“The church’s unity and catholicity do not a rise immanently within individual believers or a historical institution; they are gifts from the Father, in the Son, and by the Spirit. They are given because the triune God has elected, redeemed, and called us in Christ to belong to Him and to each other.
The church was chosen in Christ to be holy (Ephesians 1:4) and was sanctified by Christ’s life, death, and resurrection — applied by the Holy Spirit. The church’s apostolicity is grounded not in its orthodoxy or orthopraxy, but in the external Word, made fruitful in us by the Spirit.
As long as the church hears, receives, and proclaims this Word that it has been given, it is something other than a club, neighborhood association, theological school, or political action committee.
A church that, weary of its ambiguous location between the two ages, preaches another gospel or corrupts the sacraments is no longer holy, but is assimilated into the world– the age that is passing away– despite its outward forms (Galatians 1:6-9; 1 Corinthians 3:10-17).
We cannot deny that there will be those finally who hear these chilling words of Jesus Christ: ‘I never knew you; depart from me,’ although they protest that they performed wonders in His name (Matthew 7:22-23).

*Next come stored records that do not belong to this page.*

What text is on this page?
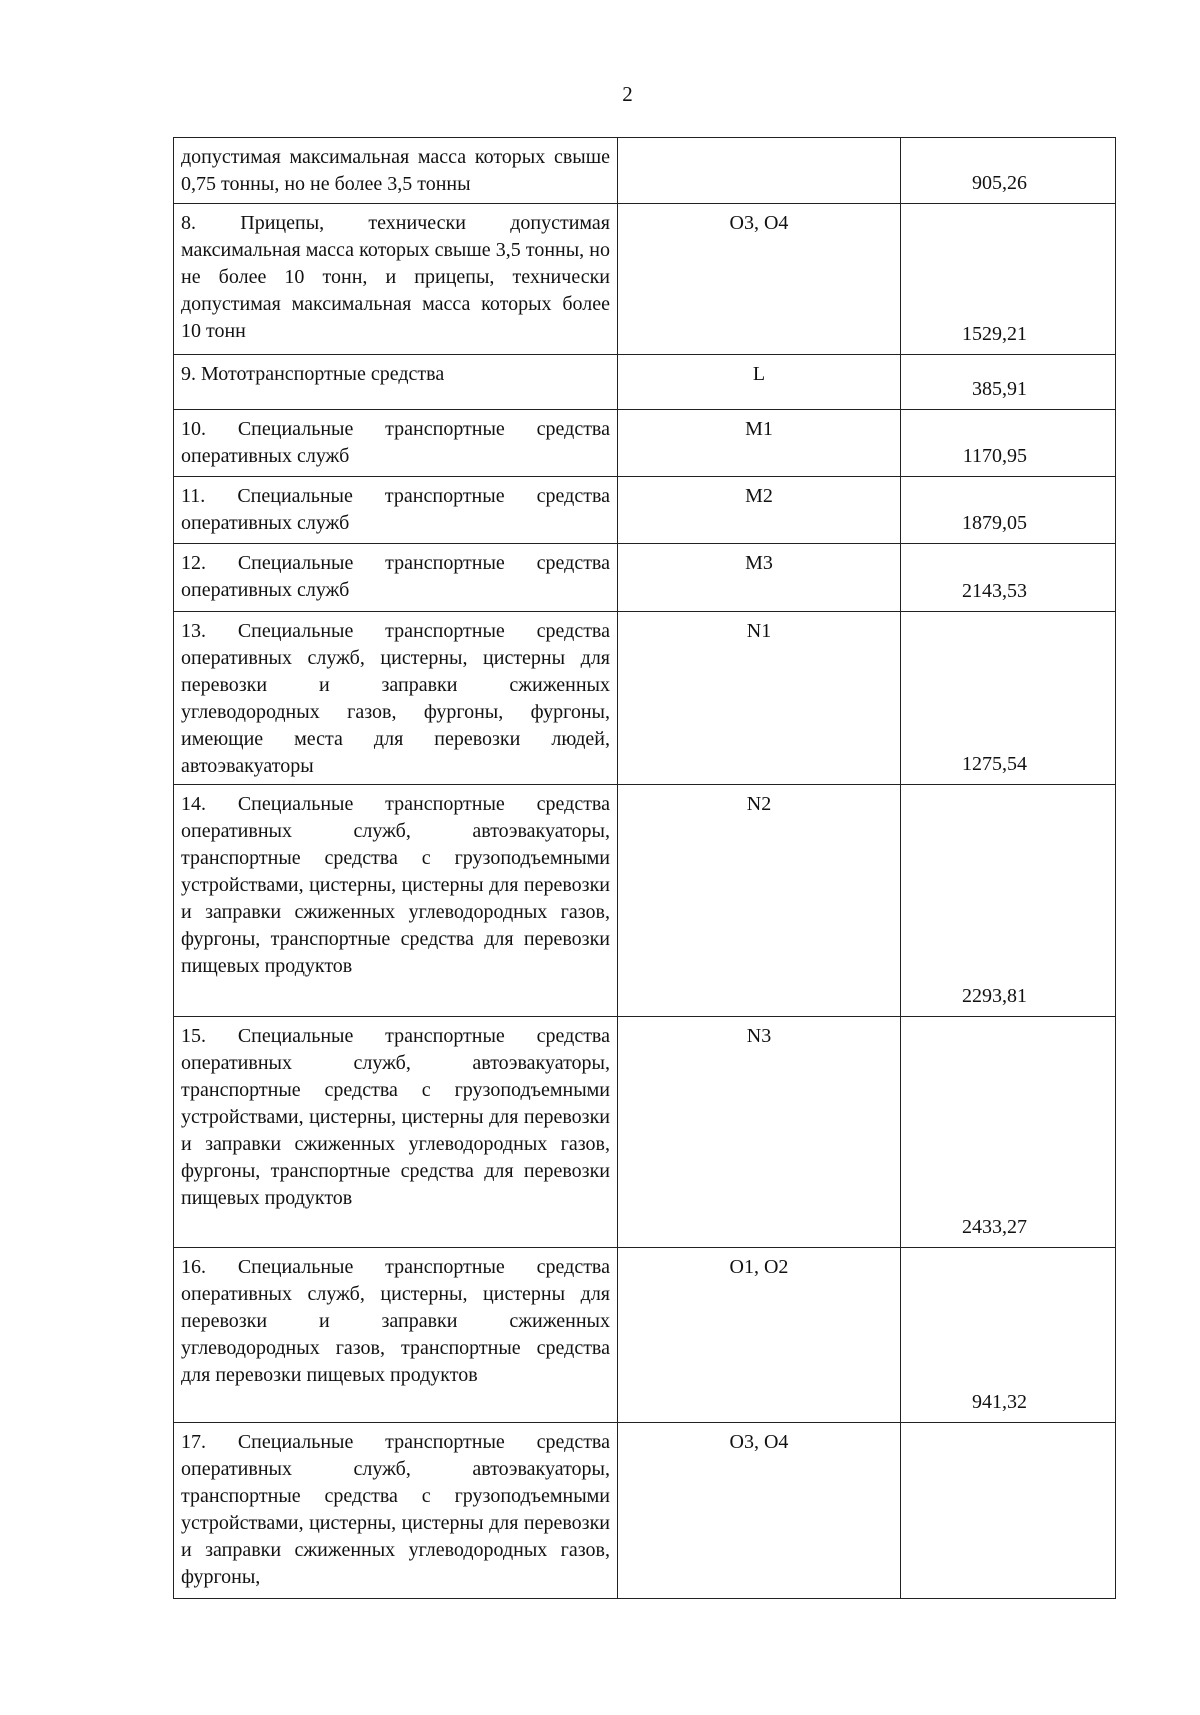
2
допустимая максимальная масса которых свыше 0,75 тонны, но не более 3,5 тонны		905,26

8. Прицепы, технически допустимая максимальная масса которых свыше 3,5 тонны, но не более 10 тонн, и прицепы, технически допустимая максимальная масса которых более 10 тонн	О3, О4	1529,21

9. Мототранспортные средства	L	385,91

10. Специальные транспортные средства оперативных служб	M1	1170,95

11. Специальные транспортные средства оперативных служб	M2	1879,05

12. Специальные транспортные средства оперативных служб	M3	2143,53

13. Специальные транспортные средства оперативных служб, цистерны, цистерны для перевозки и заправки сжиженных углеводородных газов, фургоны, фургоны, имеющие места для перевозки людей, автоэвакуаторы	N1	1275,54

14. Специальные транспортные средства оперативных служб, автоэвакуаторы, транспортные средства с грузоподъемными устройствами, цистерны, цистерны для перевозки и заправки сжиженных углеводородных газов, фургоны, транспортные средства для перевозки пищевых продуктов	N2	2293,81

15. Специальные транспортные средства оперативных служб, автоэвакуаторы, транспортные средства с грузоподъемными устройствами, цистерны, цистерны для перевозки и заправки сжиженных углеводородных газов, фургоны, транспортные средства для перевозки пищевых продуктов	N3	2433,27

16. Специальные транспортные средства оперативных служб, цистерны, цистерны для перевозки и заправки сжиженных углеводородных газов, транспортные средства для перевозки пищевых продуктов	О1, О2	941,32

17. Специальные транспортные средства оперативных служб, автоэвакуаторы, транспортные средства с грузоподъемными устройствами, цистерны, цистерны для перевозки и заправки сжиженных углеводородных газов, фургоны,	О3, О4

The candlestick of any particular church or group of churches can be removed when it ceases to bear illuminating witness to Christ in the world (Revelation 2:5). This tragic end may come upon a church not only for abandoning the doctrine of the gospel itself, but for failing to bear witness to it.
To deny that this eschatological judgment of one’s professing church is impossible by virtue of its inherent holiness and eminent history is itself a harbinger of apostasy, and it is a tendency to which all of our churches can easily succumb.
Yet we have Christ’s promise that He will build His church. Despite the church’s compromised, ambiguous, schismatic and sinful character, the covenant of redemption ensures that our unfaithfulness will not have the last word.”
–Michael Horton, The Christian Faith: A Systematic Theology for Pilgrims On the Way (Grand Rapids: Zondervan, 2011), 870.